The OECD also slightly lowered its growth forecast for the eurozone as a whole to 0.6% for 2024, citing tight credit conditions.
For 2025, the OECD now forecasts gross domestic product (GDP) growth of 1.1% in Germany and 1.3% in the eurozone.
The OECD had previously forecast in November economic growth in Germany of 0.6%. The OECD expected global economic growth to weaken overall compared to 2023, forecasting global growth of 2.9%, down 0.2 percentage points from November.
High interest rates and tight financial conditions are having an impact on the property and credit markets, according to the OECD, while global trade remains subdued.
The group also noted that attacks by Iranian-backed Houthi militants in Yemen on ships in the Red Sea have caused freight costs to rise sharply, shipping times to increase and disrupted production schedules.
Overall, the organization sees the strong geopolitical tensions as a significant short-term risk to economic growth and a potential driver of inflation, especially if conflicts in the Middle East were to disrupt energy supplies.
The OECD said governments are coming under increasing financial pressure due to rising public debts and expenditures.
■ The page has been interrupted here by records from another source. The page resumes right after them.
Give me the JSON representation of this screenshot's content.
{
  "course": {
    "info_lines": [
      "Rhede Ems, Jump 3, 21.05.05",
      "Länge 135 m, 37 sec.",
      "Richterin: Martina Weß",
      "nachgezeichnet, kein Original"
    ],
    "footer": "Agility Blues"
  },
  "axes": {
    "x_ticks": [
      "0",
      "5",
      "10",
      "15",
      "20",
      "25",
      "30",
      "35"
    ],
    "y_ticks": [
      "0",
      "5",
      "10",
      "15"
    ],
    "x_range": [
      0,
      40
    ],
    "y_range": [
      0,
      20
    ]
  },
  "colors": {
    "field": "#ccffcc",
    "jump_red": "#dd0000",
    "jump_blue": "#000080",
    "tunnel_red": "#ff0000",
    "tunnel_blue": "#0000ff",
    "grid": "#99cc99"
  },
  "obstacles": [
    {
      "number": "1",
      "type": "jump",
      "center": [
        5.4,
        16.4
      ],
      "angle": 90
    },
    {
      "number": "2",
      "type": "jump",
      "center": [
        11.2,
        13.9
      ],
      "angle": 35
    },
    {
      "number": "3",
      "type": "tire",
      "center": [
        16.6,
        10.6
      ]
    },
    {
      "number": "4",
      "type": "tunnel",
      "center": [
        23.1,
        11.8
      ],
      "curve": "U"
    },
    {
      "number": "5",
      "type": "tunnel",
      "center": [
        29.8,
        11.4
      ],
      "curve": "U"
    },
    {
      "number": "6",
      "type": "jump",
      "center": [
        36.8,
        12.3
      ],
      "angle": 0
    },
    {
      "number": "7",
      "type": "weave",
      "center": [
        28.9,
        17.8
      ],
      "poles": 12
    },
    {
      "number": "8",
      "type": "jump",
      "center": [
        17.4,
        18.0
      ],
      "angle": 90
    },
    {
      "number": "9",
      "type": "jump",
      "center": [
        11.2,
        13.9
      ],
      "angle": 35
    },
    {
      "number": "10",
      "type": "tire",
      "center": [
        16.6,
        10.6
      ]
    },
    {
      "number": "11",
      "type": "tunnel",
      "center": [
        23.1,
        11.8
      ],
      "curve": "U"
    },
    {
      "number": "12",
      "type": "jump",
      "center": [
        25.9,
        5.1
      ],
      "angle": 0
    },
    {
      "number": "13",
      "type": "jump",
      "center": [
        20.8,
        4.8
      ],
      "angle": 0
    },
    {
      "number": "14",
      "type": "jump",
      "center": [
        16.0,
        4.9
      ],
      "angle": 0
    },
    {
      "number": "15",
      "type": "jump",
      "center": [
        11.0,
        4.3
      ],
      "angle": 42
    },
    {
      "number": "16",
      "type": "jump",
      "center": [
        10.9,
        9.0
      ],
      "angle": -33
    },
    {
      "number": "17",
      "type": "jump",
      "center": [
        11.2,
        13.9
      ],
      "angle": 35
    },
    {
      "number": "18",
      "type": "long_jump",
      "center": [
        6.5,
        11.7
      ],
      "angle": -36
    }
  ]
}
It said greater international cooperation is needed to revive global trade, make faster and better progress with decarbonization and alleviate debt burdens in lower-income countries.
The Paris-based OECD is a global organization of countries committed to democracy and a market economy. In addition to major economies like Germany, the United States and Japan, the group also includes emerging economies such as Mexico and Chile.